La Côte Basque bétonnée

J’emprunte à l’éditeur cet avant-propos : « Francis Sallaberry a effectué un extraordinaire travail de recherches auprès de sources tant alliées qu’allemandes, retrouvant le nom des chefs de la Wermacht, les lieux de stationnement, la durée de leur séjour, etc. » (1). Oui, ce livre est le récit, puissamment documenté et illustré de photos d’époque, d’une incroyable opération de bétonnage entre Hendaye et Capbreton.

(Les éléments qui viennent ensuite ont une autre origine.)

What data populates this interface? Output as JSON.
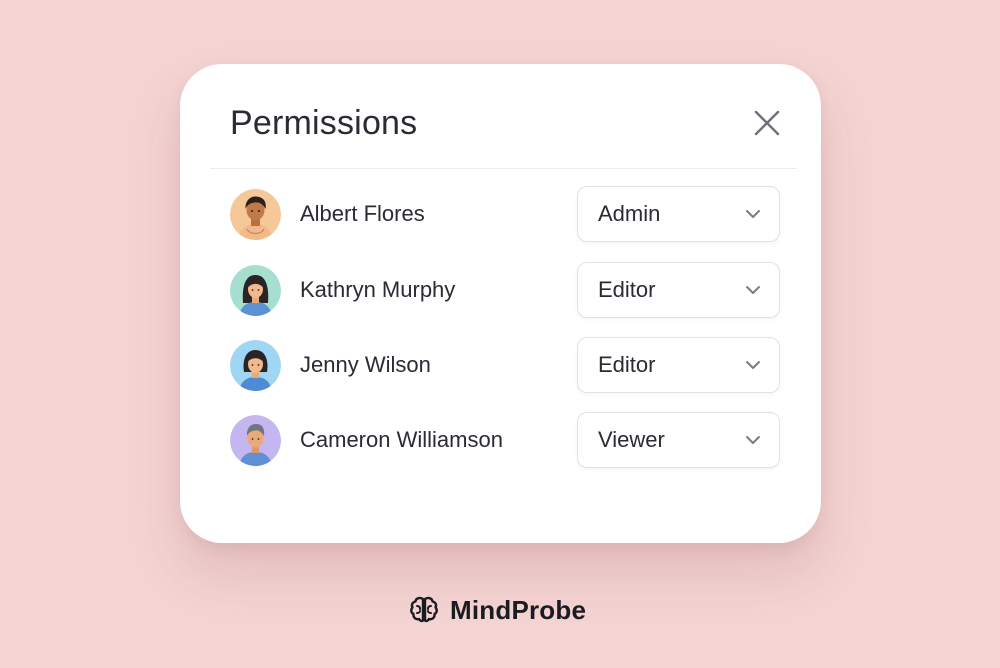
{
  "dialog": {
    "title": "Permissions",
    "close_icon": "close-icon"
  },
  "users": [
    {
      "name": "Albert Flores",
      "role": "Admin",
      "avatar_bg": "#f5c89a"
    },
    {
      "name": "Kathryn Murphy",
      "role": "Editor",
      "avatar_bg": "#a6dfd0"
    },
    {
      "name": "Jenny Wilson",
      "role": "Editor",
      "avatar_bg": "#9fd6f4"
    },
    {
      "name": "Cameron Williamson",
      "role": "Viewer",
      "avatar_bg": "#c4b7f0"
    }
  ],
  "role_select_icon": "chevron-down-icon",
  "brand": {
    "name": "MindProbe",
    "logo_icon": "brain-icon"
  },
  "colors": {
    "background": "#f4d3d3",
    "card": "#ffffff",
    "text": "#2a2b33"
  }
}
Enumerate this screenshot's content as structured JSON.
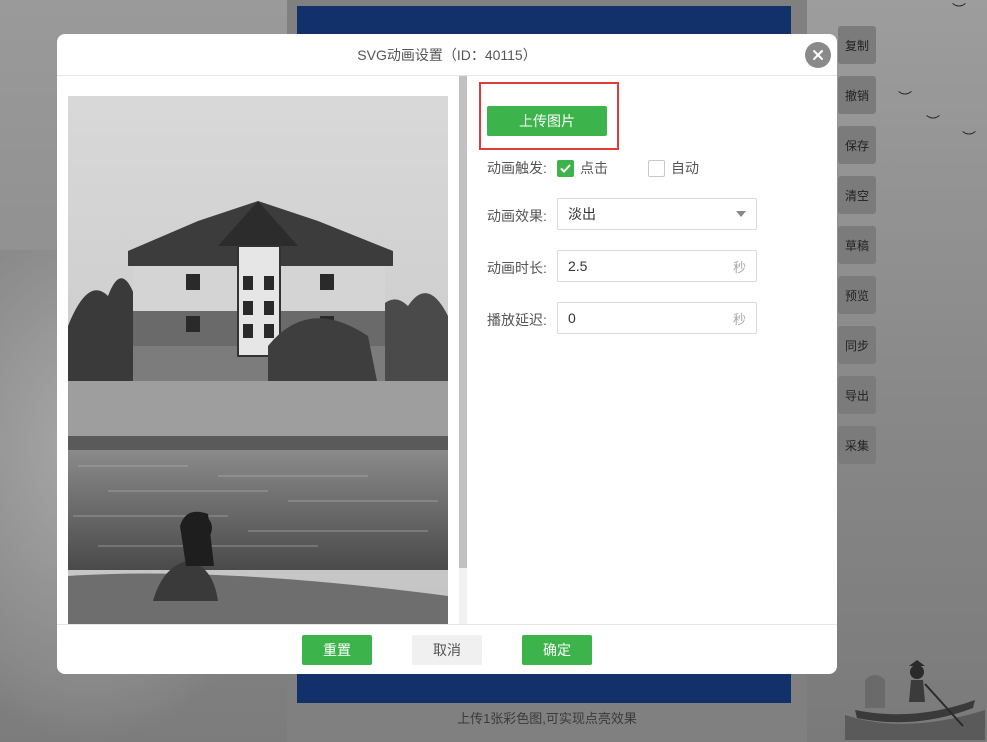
{
  "background": {
    "caption": "上传1张彩色图,可实现点亮效果",
    "toolbar": [
      "复制",
      "撤销",
      "保存",
      "清空",
      "草稿",
      "预览",
      "同步",
      "导出",
      "采集"
    ]
  },
  "modal": {
    "title": "SVG动画设置（ID：40115）",
    "upload_label": "上传图片",
    "trigger": {
      "label": "动画触发:",
      "options": [
        {
          "label": "点击",
          "checked": true
        },
        {
          "label": "自动",
          "checked": false
        }
      ]
    },
    "effect": {
      "label": "动画效果:",
      "value": "淡出"
    },
    "duration": {
      "label": "动画时长:",
      "value": "2.5",
      "unit": "秒"
    },
    "delay": {
      "label": "播放延迟:",
      "value": "0",
      "unit": "秒"
    },
    "footer": {
      "reset": "重置",
      "cancel": "取消",
      "confirm": "确定"
    }
  },
  "colors": {
    "accent": "#3cb44b",
    "highlight": "#e03a3a",
    "canvas": "#12306a"
  }
}
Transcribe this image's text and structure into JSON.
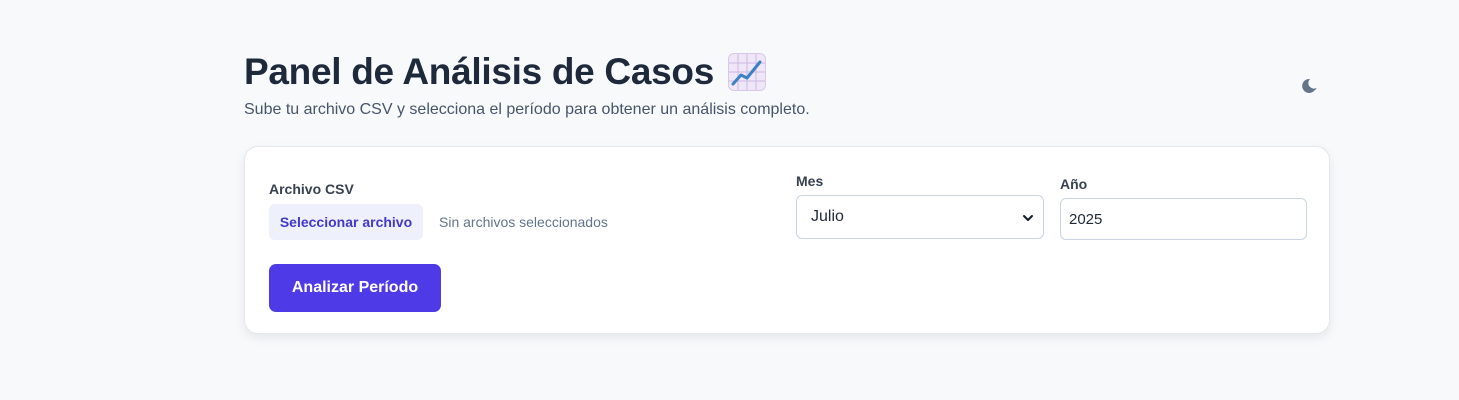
{
  "header": {
    "title": "Panel de Análisis de Casos",
    "title_icon": "chart-increasing-icon",
    "subtitle": "Sube tu archivo CSV y selecciona el período para obtener un análisis completo."
  },
  "theme_toggle": {
    "icon": "moon-icon"
  },
  "form": {
    "file_label": "Archivo CSV",
    "file_button_label": "Seleccionar archivo",
    "file_status": "Sin archivos seleccionados",
    "month_label": "Mes",
    "month_value": "Julio",
    "year_label": "Año",
    "year_value": "2025",
    "submit_label": "Analizar Período"
  },
  "colors": {
    "primary": "#4f3ae8",
    "file_button_bg": "#eef0fb",
    "file_button_text": "#4338ca",
    "page_bg": "#f8f9fb"
  }
}
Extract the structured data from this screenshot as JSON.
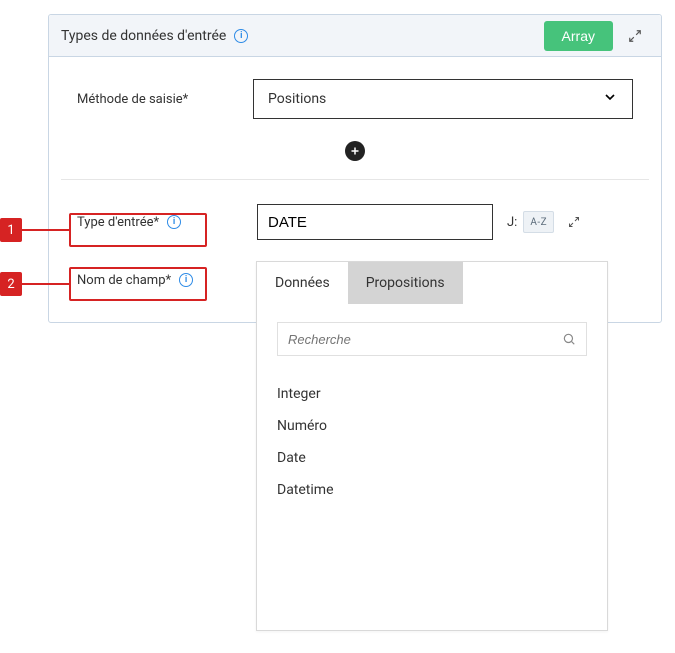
{
  "header": {
    "title": "Types de données d'entrée",
    "array_button": "Array"
  },
  "fields": {
    "method_label": "Méthode de saisie*",
    "method_value": "Positions",
    "type_label": "Type d'entrée*",
    "type_value": "DATE",
    "j_label": "J:",
    "az_label": "A-Z",
    "name_label": "Nom de champ*"
  },
  "popover": {
    "tab_data": "Données",
    "tab_suggest": "Propositions",
    "search_placeholder": "Recherche",
    "options": [
      "Integer",
      "Numéro",
      "Date",
      "Datetime"
    ]
  },
  "callouts": {
    "one": "1",
    "two": "2"
  }
}
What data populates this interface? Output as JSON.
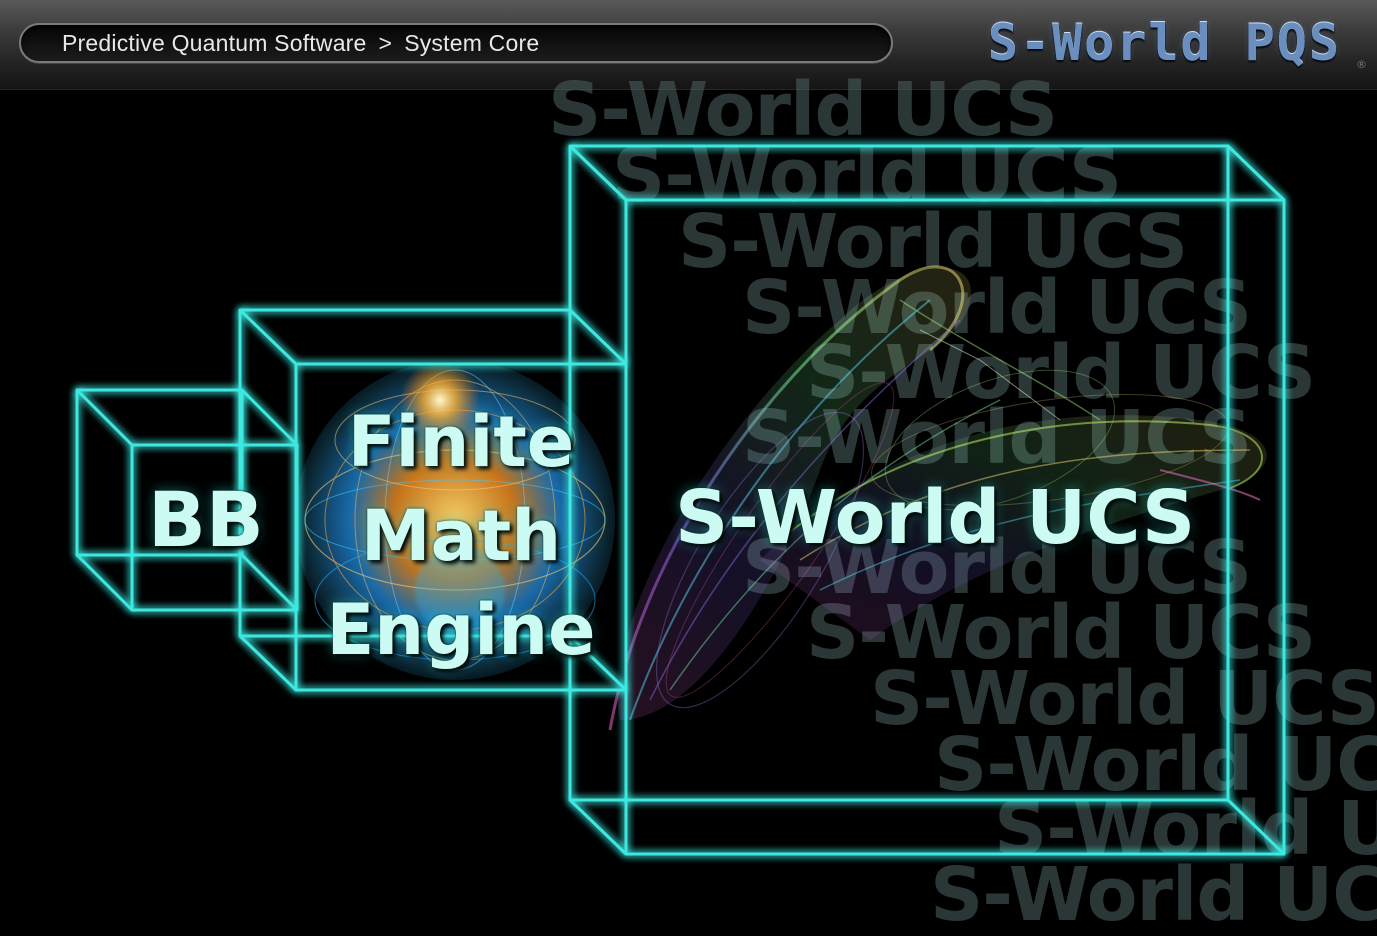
{
  "breadcrumb": {
    "root": "Predictive Quantum Software",
    "separator": ">",
    "current": "System Core"
  },
  "brand": {
    "name": "S-World PQS",
    "mark": "®"
  },
  "diagram": {
    "boxes": {
      "bb": {
        "label": "BB"
      },
      "finite_math_engine": {
        "lines": [
          "Finite",
          "Math",
          "Engine"
        ]
      },
      "ucs": {
        "label": "S-World UCS"
      }
    },
    "watermark": {
      "text": "S-World UCS",
      "repeat_count": 13
    },
    "wireframe_color": "#3de8e0",
    "label_color": "#ccfbf3"
  }
}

Pourtant, ce « Mur de l’Atlantique », appellation un peu pompeuse de la propagande allemande, n’a pas empêché les Alliés de débarquer en Normandie, le 6 juin 1944. Bien sûr, quelques ports furent solidement défendus : Bordeaux, Saint-Nazaire, Lorient, Brest, Cherbourg, mais les millions de m3 déversés sur la Côte basque n’étaient, en réalité, qu’un faible rideau. Pour le Führer et l’état-major allemand, l’hypothèse d’un débarquement des Alliés dans la péninsule ibérique ou sur le littoral du golfe de Gascogne, ne sera jamais écarté. Avec raison, car Churchill se remémorait la brillante campagne de Wellington, en 1814, et voulait l’imposer à Roosevelt qui, lui, préférait nos côtes méditerranéennes. Après la convention d’armistice, les troupes allemandes occupent la Côte basque, le 27 juin 1940. Elles installent des canons français pour défendre les ports de Bayonne, Saint-Jean-de-Luz et Socoa. Le 23 octobre, l’entrevue d’Hitler avec Franco déçoit le Führer. Il lui faudra aussi bétonner vers l’Espagne. Tous les travaux de l’organisation de l’ingénieur Fritz Todt sont disséqués (13 M/m3 de béton, 12000 casemates, 7000 plates-formes) dans le contexte d’occupation allemande, de l’été 1940 à l’été 1944. Les fabrications de l’atelier Louis Bréguet (les prototypes français sont cachés), les activités de l’aérodrome de Parme-Biarritz, de la Heer (armée de Terre), Luftwaffe et Kriegsmarine sont passées au crible. Une erreur de visée dramatique : le bombardement meurtrier américain (131 morts) sur la base de Parme, Biarritz et Anglet, le 27 mars 1944. À titre posthume, je félicite l’auteur pour ce récit passionnant sur les bunkers de l’Atlantikwall.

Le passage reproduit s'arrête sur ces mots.